彼女は俺が好きですが、俺が恋をしたくないと知るとすぐに身を引いて、「全然悲しくない、君が月を愛し、星の光を選ぶのよ」などと言われたこともあった。


その後、俺がまだ温涼を忘れられないとわかった時、彼女は断じて俺と関わらないことを選択した。


もし少年が本当の気持ちがわかって告白しなかったら、二人の間には別の結果があったかもしれない。


そう考えると、俺は感無量で、今この世界の曹愛青にも、色々背負っている彼女では、さらに頑固になるかもしれない。


言うなくもない、建築家になるという理想は、彼女の心の中で最も純粋なものだ。


ただ時代が変わっただけであり、理想を現実に反映させたときに露呈する瑣末さが、彼女が沈黙して世俗的な言論を中断した根本原因である。


俺は社会を理解していませんが、「曹愛青」は知っている。

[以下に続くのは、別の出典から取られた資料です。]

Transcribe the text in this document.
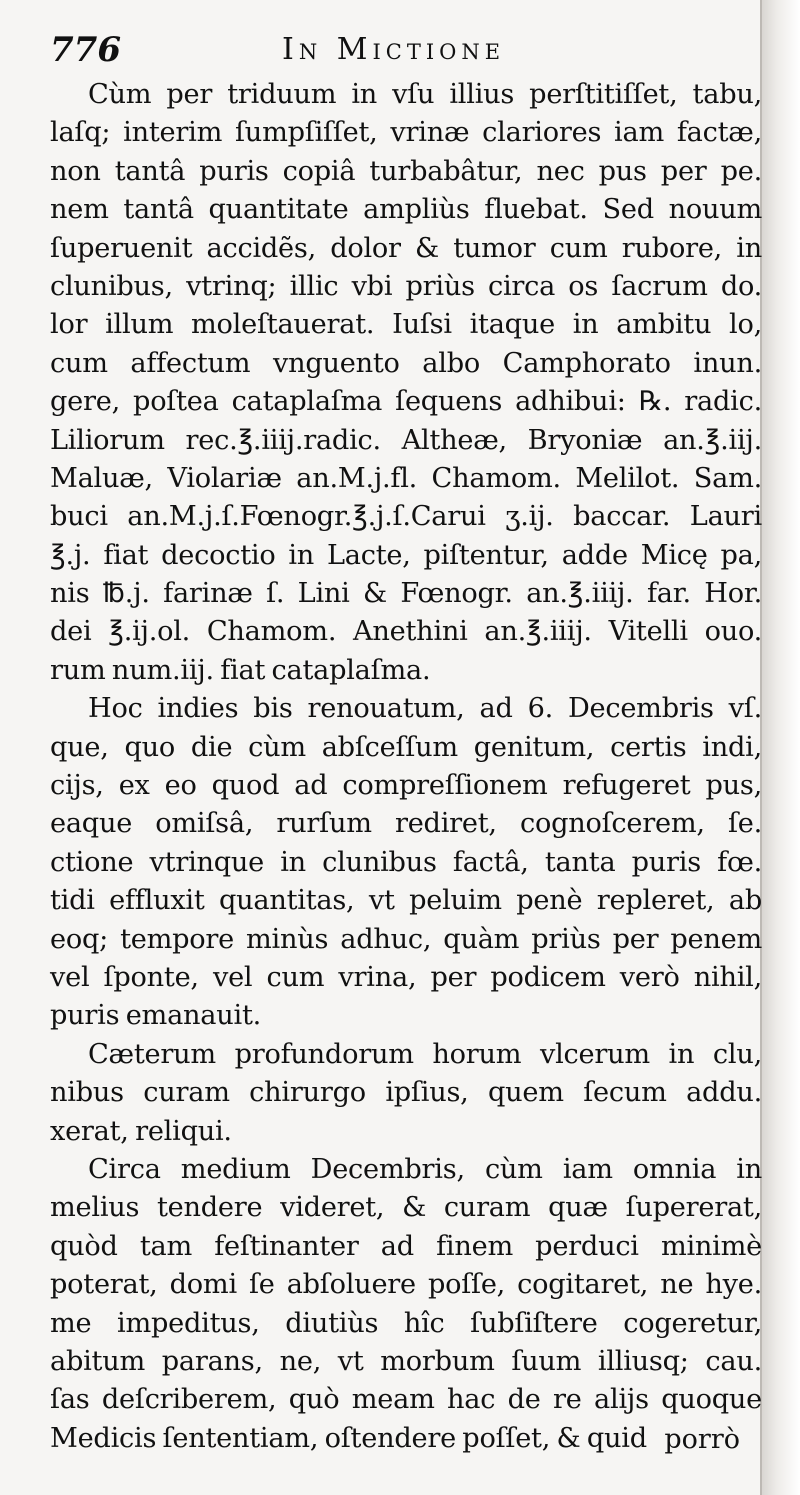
776	In Mictione
Cùm per triduum in vſu illius perſtitiſſet, tabu,
laſq; interim ſumpſiſſet, vrinæ clariores iam factæ,
non tantâ puris copiâ turbabâtur, nec pus per pe.
nem tantâ quantitate ampliùs fluebat. Sed nouum
ſuperuenit accidẽs, dolor & tumor cum rubore, in
clunibus, vtrinq; illic vbi priùs circa os ſacrum do.
lor illum moleſtauerat. Iuſsi itaque in ambitu lo,
cum affectum vnguento albo Camphorato inun.
gere, poſtea cataplaſma ſequens adhibui: ℞. radic.
Liliorum rec.℥.iiij.radic. Altheæ, Bryoniæ an.℥.iij.
Maluæ, Violariæ an.M.j.fl. Chamom. Melilot. Sam.
buci an.M.j.ſ.Fœnogr.℥.j.ſ.Carui ʒ.ij. baccar. Lauri
℥.j. fiat decoctio in Lacte, piſtentur, adde Micę pa,
nis ℔.j. farinæ ſ. Lini & Fœnogr. an.℥.iiij. far. Hor.
dei ℥.ij.ol. Chamom. Anethini an.℥.iiij. Vitelli ouo.
rum num.iij. fiat cataplaſma.
Hoc indies bis renouatum, ad 6. Decembris vſ.
que, quo die cùm abſceſſum genitum, certis indi,
cijs, ex eo quod ad compreſſionem refugeret pus,
eaque omiſsâ, rurſum rediret, cognoſcerem, ſe.
ctione vtrinque in clunibus factâ, tanta puris fœ.
tidi effluxit quantitas, vt peluim penè repleret, ab
eoq; tempore minùs adhuc, quàm priùs per penem
vel ſponte, vel cum vrina, per podicem verò nihil,
puris emanauit.
Cæterum profundorum horum vlcerum in clu,
nibus curam chirurgo ipſius, quem ſecum addu.
xerat, reliqui.
Circa medium Decembris, cùm iam omnia in
melius tendere videret, & curam quæ ſupererat,
quòd tam feſtinanter ad finem perduci minimè
poterat, domi ſe abſoluere poſſe, cogitaret, ne hye.
me impeditus, diutiùs hîc ſubſiſtere cogeretur,
abitum parans, ne, vt morbum ſuum illiusq; cau.
ſas deſcriberem, quò meam hac de re alijs quoque
Medicis ſententiam, oſtendere poſſet, & quid porrò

この世界で曹愛青を初めて見たときから、彼女がとても疲れていることを知っていました。


「あ〜〜〜〜」


俺は突然手を合わせ、静かな海に向かって大声で叫びました。


この動きに曹愛青は不意を突かれた。


「ここは心を解放してリラックスするのに最適な場所だから」


少年は横を向き、ぼうっとしている曹愛青に笑いながら言いました。


「やってみる?」


曹愛青は拒否せず、海を見つめて深呼吸した。


「あ〜〜〜〜」


刻々と変化する波音とともに、その甲高い声は二、三羽のカモメを驚かせ、それは長く続いた。


1分間に、曹愛青は断続的に2、3回叫びました。


俺は彼女を静かに見て、酸素不足で頬に赤みが生じました。


海辺の湿った空気が彼女のまつげと髪の先端は少し滲みている。


今の彼女は、まるで元日の海辺で日の出を見たときとよく似ている。